A year ago you would not have had as many WPPR points, thus there would be significantly more people above you in that metric, even if your rating dropped (and it does depend significantly what it dropped from and to) it is no guarantee that your overall ranking would have dropped by the same degree - if at all. There’s also the very real chance that your eff%ge would have risen as you got better and didn’t have as many low place finishes, again boosting the chance that your ranking would increase.

It may be that you are a better player than you were a year ago - but there’s no guarantee that the other players aren’t better than they were a year ago too.

This system compares your metrics against everyone. Just because you’ve improved doesn’t mean that everyone else hasn’t as well.


#18

The same as it’s always been . . . the motivate players to play competitive pinball (I think we check this box) . . . and to also be the most accurate ranking system in determining who the best pinball players in the world are (Last time I checked we continue to check this box since we’re the ONLY system) :wink:

Ultimately though it’s less about the system itself, and more about what you mentioned . . . it’s what we DO with the system that is far more important.

Qualifying for the SCS and IFPA WC are the two biggest real life tangible things that the WPPR system actually does. It can be NOT ACCURATE AT ALL, but it’s still the process we use for determining who plays at these prestigious events.

We understand that at the global level, there are simply areas of the world where access to competitive pinball is far more limited. That is why we have always and will always offer Country Exemption spots into our World Championship.

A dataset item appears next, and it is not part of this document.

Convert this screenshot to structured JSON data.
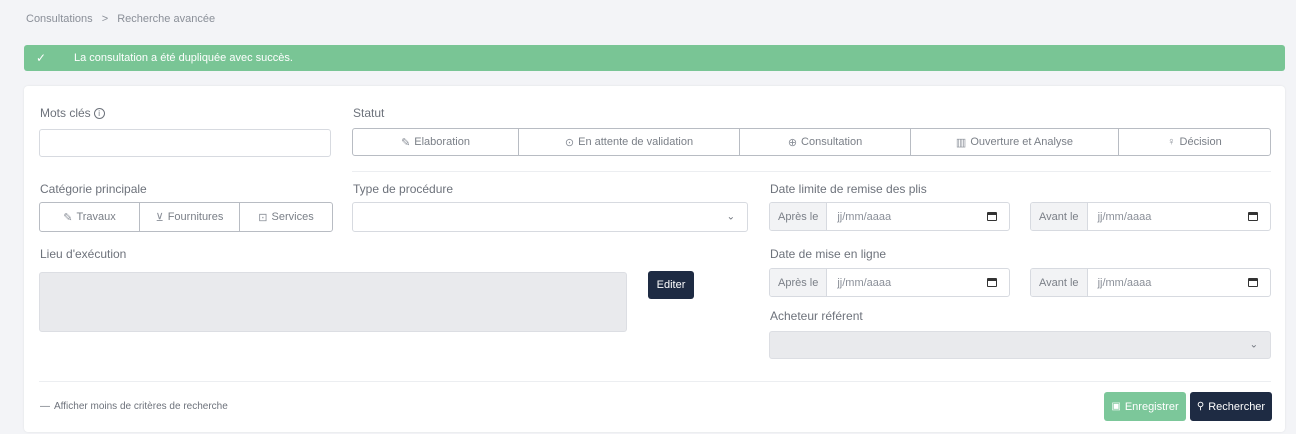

Peter Watt has a golden ticket to play against the best in the world whenever he wants by being the biggest fish in the Australian pond. If he NEVER takes that opportunity, I struggle to find any meaning over why any of this matters? The only thing that can possibly matter outside of wanting to play the best in the world is to stroke one’s ego over being able to say “I’m top 50 in the world because this IFPA system said I am”.


#19

Interesting stuff, for sure.

Small request: Please freeze the header row so we wretched refuse outside of the first screen’s worth of listings can more readily see what the columns mean. :smiley:


#20

You could use the data like Rating and Eff% to highlight “up and coming” players or “underranked” players as a separate part of the website (another tab under Resources or something) because there are definitely stats you can derive from a few filters (has played fewer than 2 years, has rating >1600, EFF% >15%) and show the players who aren’t ranked in the main ranking as high in those views. We all know, from looking at IFPA, which players have a chance to rise up through the current system, at least for American players. Players pointed out when Eric Stone won nationals that he was in the “All Green” club. The data that’s up there is useful for player lookup, it just doesn’t rank you according to those other non-achievement factors.